Green Party proposes ministers for their departments after quarrel over agriculture
Clean Energy Wire / tagesschau.de / agrarheute
The Green Party, which has the second largest fraction in the next German government coalition, gets to hold five ministries, has proposed co-party leader Robert Habeck to head the new “super ministry” for economy and climate and his co-leader Annalena Baerbock as foreign minister. Habeck will also be the vice chancellor to the Social Democrats’ chancellor Olaf Scholz. Former party manager Steffi Lemke will become environment minister.
The ministry choices and the coalition treaty have to be approved by Green Party members who can participate in an online poll between 26 November and 6 December.

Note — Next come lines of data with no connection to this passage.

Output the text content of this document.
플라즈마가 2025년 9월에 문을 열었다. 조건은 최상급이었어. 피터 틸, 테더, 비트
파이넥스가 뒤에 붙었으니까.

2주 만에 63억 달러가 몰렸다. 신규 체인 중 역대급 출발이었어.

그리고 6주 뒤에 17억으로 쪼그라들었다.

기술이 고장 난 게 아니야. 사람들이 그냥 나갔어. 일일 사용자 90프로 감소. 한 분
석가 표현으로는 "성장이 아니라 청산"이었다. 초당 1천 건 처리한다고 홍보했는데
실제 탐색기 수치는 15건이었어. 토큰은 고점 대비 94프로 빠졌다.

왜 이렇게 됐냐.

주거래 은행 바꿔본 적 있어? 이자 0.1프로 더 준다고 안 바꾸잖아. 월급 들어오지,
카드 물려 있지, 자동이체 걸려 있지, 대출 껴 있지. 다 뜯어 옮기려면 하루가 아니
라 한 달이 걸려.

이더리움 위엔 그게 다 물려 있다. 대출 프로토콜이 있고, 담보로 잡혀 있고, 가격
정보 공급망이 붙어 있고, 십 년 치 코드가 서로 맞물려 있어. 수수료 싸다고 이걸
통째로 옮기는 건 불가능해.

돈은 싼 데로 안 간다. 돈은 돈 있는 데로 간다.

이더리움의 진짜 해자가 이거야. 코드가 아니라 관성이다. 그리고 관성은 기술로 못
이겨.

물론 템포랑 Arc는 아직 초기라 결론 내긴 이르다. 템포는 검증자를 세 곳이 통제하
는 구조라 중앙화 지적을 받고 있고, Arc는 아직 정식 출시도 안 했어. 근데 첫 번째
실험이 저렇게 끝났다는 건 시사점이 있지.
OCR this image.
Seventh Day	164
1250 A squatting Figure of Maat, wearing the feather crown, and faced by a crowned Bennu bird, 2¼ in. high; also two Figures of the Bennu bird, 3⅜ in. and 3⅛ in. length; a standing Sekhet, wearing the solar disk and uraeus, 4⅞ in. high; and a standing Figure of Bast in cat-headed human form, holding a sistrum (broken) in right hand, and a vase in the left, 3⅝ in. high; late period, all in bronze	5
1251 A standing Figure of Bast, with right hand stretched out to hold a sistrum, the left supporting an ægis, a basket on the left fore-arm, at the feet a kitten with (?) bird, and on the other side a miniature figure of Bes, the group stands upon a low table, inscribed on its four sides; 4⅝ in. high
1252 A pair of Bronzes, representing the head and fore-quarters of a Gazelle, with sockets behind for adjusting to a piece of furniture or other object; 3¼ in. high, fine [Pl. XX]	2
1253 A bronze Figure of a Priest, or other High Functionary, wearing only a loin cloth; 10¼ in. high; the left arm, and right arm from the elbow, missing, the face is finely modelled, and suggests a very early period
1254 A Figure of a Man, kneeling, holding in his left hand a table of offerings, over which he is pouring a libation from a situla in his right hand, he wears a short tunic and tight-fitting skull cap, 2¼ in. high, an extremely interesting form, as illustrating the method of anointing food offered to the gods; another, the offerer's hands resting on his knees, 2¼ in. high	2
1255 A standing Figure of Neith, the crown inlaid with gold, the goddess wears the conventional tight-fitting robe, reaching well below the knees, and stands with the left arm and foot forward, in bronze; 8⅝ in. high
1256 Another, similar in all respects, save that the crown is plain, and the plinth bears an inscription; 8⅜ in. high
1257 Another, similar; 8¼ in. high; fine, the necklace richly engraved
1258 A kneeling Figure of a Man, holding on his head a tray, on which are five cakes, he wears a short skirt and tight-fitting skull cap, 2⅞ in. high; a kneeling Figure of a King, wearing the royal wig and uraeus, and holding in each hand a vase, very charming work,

After internal quarrels between left-leaning and more conservative wings of the party, the party leadership chose former party leader Cem Özdemir (55) to be in charge of the Ministry for Food and Agriculture. Özdemir is the first minister with a Turkish heritage and belongs to the more conservative Greens. In the 2021 elections he won a direct mandate to the Bundestag with 40 percent of votes in his district in Stuttgart. Özdemir doesn’t have any previous experience in agricultural policy, but family farmers’ association AbL called him a “political heavyweight” who will be in charge of the “necessary relaunch of agricultural policy and of setting clear framework conditions in the light of the climate crisis”. With the agriculture and the environment ministry both in the hands of the Green Party, there is hope that, instead of fighting over policies and jurisdictions as was the norm in the past government, the ministries will now pursue the same targets, resulting in more planning security for farmers, former Green agriculture minister Renate Künast said. Farmers in Germany are often opposed to the policies of the Green Party and historically vote for the conservative CDU-CSU alliance, although this support dwindled from 61 percent to 45 percent in the last election.
Germany’s agriculture sector is responsible for around nine percent of emissions (2020). Climate action in farming has long been an afterthought in Germany’s emission reduction efforts but the target of climate neutrality by 2045 has put new emphasis on making subsidies conditional on more climate friendly farming methods or cutting down on livestock numbers. In 2021, the Commission on the Future of Agriculture proposed the overhaul of the food and farming system in Germany. The German farmers' association DBV criticised that not enough of the commission's suggestions had found their way into the new new coalition treaty.